Gegen Schweden hat nicht nur die Türkei, sondern auch das Nato-Mitglied Ungarn Bedenken angemeldet. Budapest will frühestens im Herbst über den schwedischen Beitrittsantrag entscheiden. Allerdings gehen Nato-Diplomaten davon aus, dass Ungarn seinen Widerstand aufgeben wird, wenn die Türkei überzeugt werden kann. Deshalb konzentrieren sich die Bemühungen westlicher Staaten auf die Erdogan-Regierung. Bundeskanzler Olaf Scholz telefonierte am Mittwoch mit dem türkischen Staatschef, um den „baldigen Abschluss des Beitritts Schwedens zum Bündnis“ zu erörtern, wie die Bundesregierung mitteilte. Erdogan bekräftigte nach türkischen Regierungsangaben in dem Telefonat, es sei für die Türkei inakzeptabel, wenn die PKK in Schweden weiterhin Kundgebungen organisieren, Kämpfer anwerben und Geld sammeln könne.

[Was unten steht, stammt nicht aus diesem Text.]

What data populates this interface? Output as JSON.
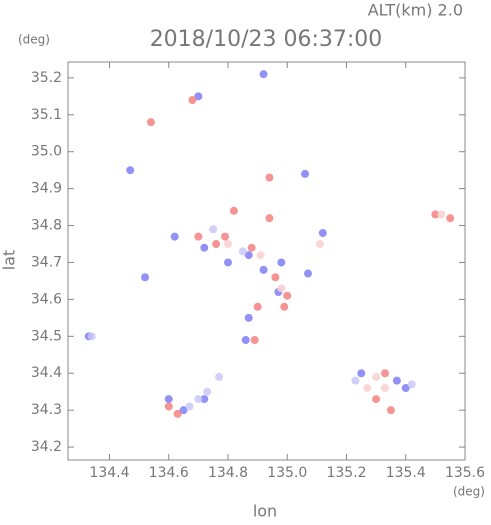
{
  "chart_data": {
    "type": "scatter",
    "title": "2018/10/23 06:37:00",
    "subtitle": "ALT(km) 2.0",
    "x_label": "lon",
    "y_label": "lat",
    "x_unit": "(deg)",
    "y_unit": "(deg)",
    "xlim": [
      134.26,
      135.6
    ],
    "ylim": [
      34.165,
      35.243
    ],
    "xticks": [
      134.4,
      134.6,
      134.8,
      {
        "value": 135,
        "label": "135.0"
      },
      135.2,
      135.4,
      135.6
    ],
    "yticks": [
      34.2,
      34.3,
      34.4,
      34.5,
      34.6,
      34.7,
      34.8,
      34.9,
      {
        "value": 35,
        "label": "35.0"
      },
      35.1,
      35.2
    ],
    "series": [
      {
        "color": "#7f7ff5",
        "x": [
          134.33,
          134.92,
          134.7,
          134.62,
          134.72,
          134.8,
          134.87,
          134.92,
          134.97,
          134.98,
          135.06,
          135.07,
          134.87,
          134.86,
          134.65,
          134.6,
          134.72,
          135.37,
          135.4,
          135.25,
          134.47,
          135.12,
          134.52
        ],
        "y": [
          34.5,
          35.21,
          35.15,
          34.77,
          34.74,
          34.7,
          34.72,
          34.68,
          34.62,
          34.7,
          34.94,
          34.67,
          34.55,
          34.49,
          34.3,
          34.33,
          34.33,
          34.38,
          34.36,
          34.4,
          34.95,
          34.78,
          34.66
        ]
      },
      {
        "color": "#f58080",
        "x": [
          134.54,
          134.68,
          134.94,
          134.94,
          134.82,
          134.79,
          134.76,
          134.7,
          134.88,
          134.96,
          135.0,
          134.99,
          134.89,
          134.6,
          134.63,
          135.3,
          135.35,
          135.33,
          135.5,
          135.55,
          134.9
        ],
        "y": [
          35.08,
          35.14,
          34.93,
          34.82,
          34.84,
          34.77,
          34.75,
          34.77,
          34.74,
          34.66,
          34.61,
          34.58,
          34.49,
          34.31,
          34.29,
          34.33,
          34.3,
          34.4,
          34.83,
          34.82,
          34.58
        ]
      },
      {
        "color": "#c8c8f8",
        "x": [
          134.34,
          134.7,
          134.73,
          134.67,
          134.77,
          135.42,
          135.23,
          134.85,
          134.75
        ],
        "y": [
          34.5,
          34.33,
          34.35,
          34.31,
          34.39,
          34.37,
          34.38,
          34.73,
          34.79
        ]
      },
      {
        "color": "#f8d0d0",
        "x": [
          135.3,
          135.33,
          135.27,
          134.8,
          134.91,
          134.98,
          135.11,
          135.52
        ],
        "y": [
          34.39,
          34.36,
          34.36,
          34.75,
          34.72,
          34.63,
          34.75,
          34.83
        ]
      }
    ]
  }
}
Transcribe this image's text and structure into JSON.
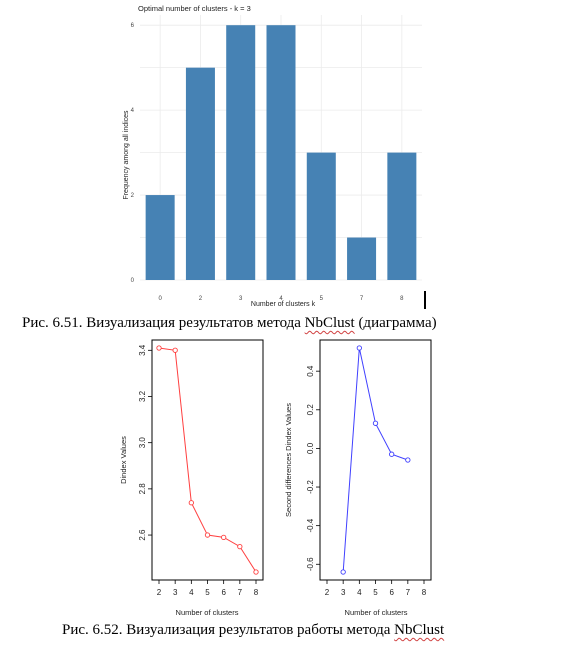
{
  "chart_data": [
    {
      "type": "bar",
      "title": "Optimal number of clusters - k = 3",
      "xlabel": "Number of clusters k",
      "ylabel": "Frequency among all indices",
      "categories": [
        "0",
        "2",
        "3",
        "4",
        "5",
        "7",
        "8"
      ],
      "values": [
        2,
        5,
        6,
        6,
        3,
        1,
        3
      ],
      "ylim": [
        0,
        6
      ],
      "yticks": [
        0,
        2,
        4,
        6
      ],
      "grid": true,
      "color": "#4682b4"
    },
    {
      "type": "line",
      "xlabel": "Number of clusters",
      "ylabel": "Dindex Values",
      "x": [
        2,
        3,
        4,
        5,
        6,
        7,
        8
      ],
      "y": [
        3.41,
        3.4,
        2.74,
        2.6,
        2.59,
        2.55,
        2.44
      ],
      "xticks": [
        "2",
        "3",
        "4",
        "5",
        "6",
        "7",
        "8"
      ],
      "yticks": [
        "2.6",
        "2.8",
        "3.0",
        "3.2",
        "3.4"
      ],
      "color": "#ff4040"
    },
    {
      "type": "line",
      "xlabel": "Number of clusters",
      "ylabel": "Second differences Dindex Values",
      "x": [
        3,
        4,
        5,
        6,
        7
      ],
      "y": [
        -0.64,
        0.52,
        0.13,
        -0.03,
        -0.06
      ],
      "xticks": [
        "2",
        "3",
        "4",
        "5",
        "6",
        "7",
        "8"
      ],
      "yticks": [
        "-0.6",
        "-0.4",
        "-0.2",
        "0.0",
        "0.2",
        "0.4"
      ],
      "color": "#4040ff"
    }
  ],
  "captions": {
    "fig51_prefix": "Рис. 6.51. Визуализация результатов  метода ",
    "fig51_word": "NbClust",
    "fig51_suffix": " (диаграмма)",
    "fig52_prefix": "Рис. 6.52. Визуализация результатов работы метода ",
    "fig52_word": "NbClust"
  }
}
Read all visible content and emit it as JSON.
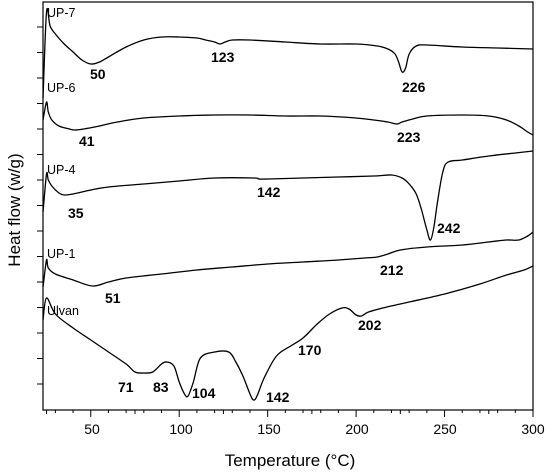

Türkei fordert eine Gegenleistung für Zustimmung
US-Sicherheitsberater Jake Sullivan erinnerte die türkische Regierung in einem Gespräch mit Erdogans außenpolitischem Chefberater Akif Cagatay Kilic daran, dass die westliche Führungsmacht USA die Schweden so schnell wie möglich in der Nato haben will. Ankara fordert als Gegenleistung für grünes Licht für Schweden die Lieferung amerikanischer Kampfflugzeuge an die Türkei. Im US-Kongress, der darüber entscheiden muss, gibt es Widerstand gegen das Geschäft.
Die Außenminister, Geheimdienstchefs und Sicherheitsberater aus der Türkei, Schweden und Finnland wollen bei einem Treffen am kommenden Donnerstag – fünf Tage vor dem Nato-Gipfel – einen neuen Versuch unternehmen, eine Lösung zu finden. Die drei Länder hatten beim Nato-Gipfel des vergangenen Jahres ein Memorandum unterzeichnet, das Schweden und Finnland auf ein entschiedenes Vorgehen gegen die PKK und die Türkei zur Zustimmung zu ihren Aufnahmeanträgen verpflichtete. Die schwedische Regierung argumentiert, sie habe wie Finnland alle Forderungen der Türkei erfüllt.
Die Nachrichtenagentur Reuters zitierte einen ungenannten westlichen Regierungsvertreter mit den Worten, eine türkische Zustimmung zu Schweden noch vor dem Gipfel sei unsicher. Möglicherweise will Erdogan den Streit im persönlichen Gespräch mit US-Präsident Joe Biden beilegen, doch Biden vermeidet direkte Kontakte mit Erdogan, den er als Autokraten bezeichnet hat.